痛いほど好き

 宇多田ヒカル曰く、「誰かを失ったとき痛いと感じるのは、元々あった痛みをその人が抑えてくれていたから」だという。なるほどなあ、と思う一方で、少なくとも私自身はそうじゃないな、とも思う。

  私は一定の「好きな男性」像を持っていない。年齢も見た目も内面も、「こういう人が好き」というのを言い表すのが難しい。かといって「好きになった人がタイプです!」という感じかといえばそうでもない。
 しかし、ざっくりと表現するなら「『自分がこの人になりたい』と思える人」がタイプだといえるような気がする。ただ単に「尊敬できる人」ではない。私にない才能や頭脳や優れた人格などを持っていて、「こうなりたい」と思う男性に惹かれることが多い。
 
 更に言うと、私は好きになった人に「なろうとする」傾向がある。つまり、その人の行動をトレースすることを好む。私はいわゆるオタクではないが、これは一種のオタク的な行動と言えるかもしれない――スポーツ漫画を読んでそのスポーツを始めたり、音楽アニメをみて楽器をしたり、というのと似ている。スポーツや楽器は敷居が高いけれど、嗜好ならより簡単に真似ができる。その人がよく食べるお菓子を自分も食べたり、よく聴くというアーティストを聴いたり。同じボールペンを使ったり、口癖をパクったり。(イタいですね。自覚はあります。)
 はじめのうち、そんな風に好きな人をなぞることは、私に高揚感をもたらす。私のメンタリティはオタク的だと書いたが、もしかするとこの気持ちはコスプレイヤーに近いかもしれない。憧れの人に、自分がほんの僅かでも近づけているという実感が胸を高鳴らせる。日常に小さな楽しみを見つけると、人生の色合いが一段階明るくなる。
 けれど、その高揚は長くは続かない。恋の行き道に関わりなく、他人の習慣を続けていくうちに、それはいつしか自分自身に溶け込んで、淡々とした日常の一部になるからだ。ふときっかけを思い出すと、「ああ、あの人が好きだったからか」と気づくような趣味がいくつかある。盛り上がるような気持ちこそ失っているが、これは愛の最終形のひとつであると思う。身体や脳に、愛した人の欠片がいくつも埋め込まれているようなものだ。私にとっては、とても素敵なことだと感じる。
 もちろん、恋をした相手に限らない。家族や友人や、好きな芸能人、時にはほんの短期間の関わりしかなかった人たちからもらった欠片もある。私は、色とりどりの「誰かの欠片」で出来たモザイクだ。そう言うと、自分というものがないように聞こえるけれど、そうではない。自分の性格とか過去とか、そんなものでできた「核」はたしかにあって、その周りがカラフルなガラスで飾られているようなイメージだ。自分自身が光を放てば、周りに虹色の影が落ちる。

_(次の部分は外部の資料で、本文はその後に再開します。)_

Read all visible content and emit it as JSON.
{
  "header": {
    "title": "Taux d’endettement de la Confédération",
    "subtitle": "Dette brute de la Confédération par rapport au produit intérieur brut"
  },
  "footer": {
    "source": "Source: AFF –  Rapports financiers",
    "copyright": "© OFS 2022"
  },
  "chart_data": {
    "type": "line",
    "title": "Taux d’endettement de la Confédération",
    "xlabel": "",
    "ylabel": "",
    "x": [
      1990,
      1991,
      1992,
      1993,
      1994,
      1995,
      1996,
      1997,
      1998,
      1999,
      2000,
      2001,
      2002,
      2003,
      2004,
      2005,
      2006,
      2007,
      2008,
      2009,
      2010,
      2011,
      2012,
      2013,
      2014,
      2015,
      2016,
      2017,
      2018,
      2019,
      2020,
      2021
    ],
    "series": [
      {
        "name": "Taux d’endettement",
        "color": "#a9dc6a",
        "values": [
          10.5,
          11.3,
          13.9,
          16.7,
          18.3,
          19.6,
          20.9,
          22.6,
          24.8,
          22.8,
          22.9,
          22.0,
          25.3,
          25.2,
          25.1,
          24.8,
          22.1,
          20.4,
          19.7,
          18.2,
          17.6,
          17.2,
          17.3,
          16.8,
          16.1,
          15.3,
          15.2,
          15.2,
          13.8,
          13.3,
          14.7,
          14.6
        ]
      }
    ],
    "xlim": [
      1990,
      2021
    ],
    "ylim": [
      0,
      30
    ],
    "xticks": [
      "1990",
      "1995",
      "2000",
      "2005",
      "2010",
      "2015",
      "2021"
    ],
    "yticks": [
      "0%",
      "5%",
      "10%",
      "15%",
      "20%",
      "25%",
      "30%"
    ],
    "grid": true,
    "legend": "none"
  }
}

 私はそれを誇りに思っているけど、時折痛みを引き起こすことがある。それは、その欠片の元の持ち主ともう一度会いたいと願うとき、その中でも特に、もう会えないと分かっているときだ。手を伸ばしたり、歩き出そうとしたりすると、尖った部分が身体のどこかに突き刺さってしまう。相手がもう手の届かないところにいると分かっていて、私はさらに遠くまで手を伸ばす。けれど、頑張れば頑張るほどに痛みはさらに強くなる。  仕方ないから、今度はその欠片を捨ててしまおうとする。きっぱりと捨て去って忘れてしまえばもう痛くないはずだから。
 しかしそう簡単には行かない。私の肉体に埋め込まれたそれを取り除く――リアルならば外科的手術であろうそれもまた、激しい痛みを伴う。離れたくない、忘れてしまいたくないと心が叫ぶ。楽しい記憶も、辛い記憶も、「あなた」という存在が全て、私とひとつになっているから。捨ててしまわないといつまでも苦痛を残すままなのに、捨てるならば、自らの肉をも切る耐えきれない激痛を乗りこえなければならない。大切な人を失ったとき、ひとが音楽を聴いたり、髪を切ったり、絵や文章を書いたりするのは、きっとそのための麻酔のようなものなのだろう。痛みを紛らわせながら、忘れるべきその存在を体から切り離していく。

 私にとって、家族も友人もかつて愛した人も、全員が少しずつ私の身体の一部だ。だから、別れの時こんなに痛いのだと思う。今も私は、ある欠片を摘出している最中だ。とてもつらくて、難航している。でも、これが私にとっては必要なことなのだ。空いた穴にいつか他の欠片を埋めて、幸せな色で彩れるように。